The standard equation for customer lifetime value is
Gross LTV = Average Revenue per Customer for Period / Churn Rate for Period
Net LTV = Average Revenue per Customer for Period - Cost to Serve for Period / Churn Rate for Period
It is important to segment the customer base by customer lifetime value and to understand which dimension is driving the overall value.
Focussing in on Revenue and Churn gives the following 2x2 matrix.
Ones goal is to move customers to the top right quadrant. As it is generally eaisest to fix one problem at a time we have not included an arrow from the bottom lef t to top right quadrant.
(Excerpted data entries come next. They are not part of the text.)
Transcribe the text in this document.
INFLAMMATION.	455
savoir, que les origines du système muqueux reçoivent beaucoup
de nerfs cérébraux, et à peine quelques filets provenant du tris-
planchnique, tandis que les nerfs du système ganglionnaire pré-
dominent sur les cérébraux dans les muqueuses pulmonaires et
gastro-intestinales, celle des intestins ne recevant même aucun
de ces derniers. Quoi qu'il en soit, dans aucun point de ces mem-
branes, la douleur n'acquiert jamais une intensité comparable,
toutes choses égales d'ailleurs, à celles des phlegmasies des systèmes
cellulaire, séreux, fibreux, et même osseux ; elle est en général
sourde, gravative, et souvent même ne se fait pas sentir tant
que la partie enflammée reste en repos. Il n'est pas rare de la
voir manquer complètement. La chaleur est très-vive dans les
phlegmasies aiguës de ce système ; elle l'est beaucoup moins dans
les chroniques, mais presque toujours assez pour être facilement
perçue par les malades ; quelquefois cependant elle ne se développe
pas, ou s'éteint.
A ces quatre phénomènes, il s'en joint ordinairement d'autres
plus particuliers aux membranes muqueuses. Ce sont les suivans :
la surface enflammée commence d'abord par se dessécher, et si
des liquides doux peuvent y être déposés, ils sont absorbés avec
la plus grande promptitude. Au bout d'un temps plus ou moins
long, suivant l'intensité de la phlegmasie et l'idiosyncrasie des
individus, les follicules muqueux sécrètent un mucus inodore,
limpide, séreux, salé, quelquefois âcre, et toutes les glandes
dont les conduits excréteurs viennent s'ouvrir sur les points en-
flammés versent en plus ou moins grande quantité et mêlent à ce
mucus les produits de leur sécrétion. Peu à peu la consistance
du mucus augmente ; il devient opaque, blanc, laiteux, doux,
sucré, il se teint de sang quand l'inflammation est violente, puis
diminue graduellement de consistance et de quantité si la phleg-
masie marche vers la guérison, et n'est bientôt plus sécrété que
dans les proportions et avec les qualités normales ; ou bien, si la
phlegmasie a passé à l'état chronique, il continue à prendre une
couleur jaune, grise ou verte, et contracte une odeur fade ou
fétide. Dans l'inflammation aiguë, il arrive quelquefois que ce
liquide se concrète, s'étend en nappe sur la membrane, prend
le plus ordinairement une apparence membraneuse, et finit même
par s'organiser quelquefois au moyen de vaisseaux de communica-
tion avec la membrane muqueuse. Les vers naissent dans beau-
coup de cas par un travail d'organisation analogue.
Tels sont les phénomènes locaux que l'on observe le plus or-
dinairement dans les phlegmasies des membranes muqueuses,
Once you have a customer in the top right quadrant, it is important to continue to grow the LTV, the arrow within the top sight quadrant.
The key to growing customer lifetime value is to grow value to customer (V2C).
All of the phases of the value cycle can contribute to growing LTV.
One has to begin by creating the products and services that deliver value to a customer.
That value has to be communicated across the customer journey and not just by sales and marketing. Customer success plays an ongoing role in value communication.
Value needs to be delivered in the initial implementation and as use evolves across time.
The value delivered should be documented.
Only then can the value delivered and documented be captured in price and contribute to a growing customer lifetime value.